Page 9, bottom of the page, change to “Species-rich gut communities or those with a high…”- this sentence has been removed from the manuscript, as the discussion has been shortened according to the recommendation from Reviewer 1

Page 11, 3.3, change to “These bacteria represented rare community members…” - to avoid repeating the word “represent”, we decided to change “were constituted” to “are”

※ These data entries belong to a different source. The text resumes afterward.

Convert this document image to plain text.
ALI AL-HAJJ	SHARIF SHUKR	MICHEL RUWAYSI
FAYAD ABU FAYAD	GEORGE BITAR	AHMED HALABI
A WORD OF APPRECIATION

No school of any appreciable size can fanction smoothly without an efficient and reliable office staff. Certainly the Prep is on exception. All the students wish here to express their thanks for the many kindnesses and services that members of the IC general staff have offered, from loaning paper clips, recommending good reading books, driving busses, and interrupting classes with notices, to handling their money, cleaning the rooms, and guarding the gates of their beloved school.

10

“These antagonistic strains represent the following species: S. liquefaciens, A. calcoaceticus, C. murliniae, P. chlororaphis, and C. lathyri. These bacteria are rare community members”

Page 13, Conclusion, change to “This study sheds light…” - this sentence has been removed from the manuscript, as the conclusion has been re-written according to the recommendation from Reviewer 1.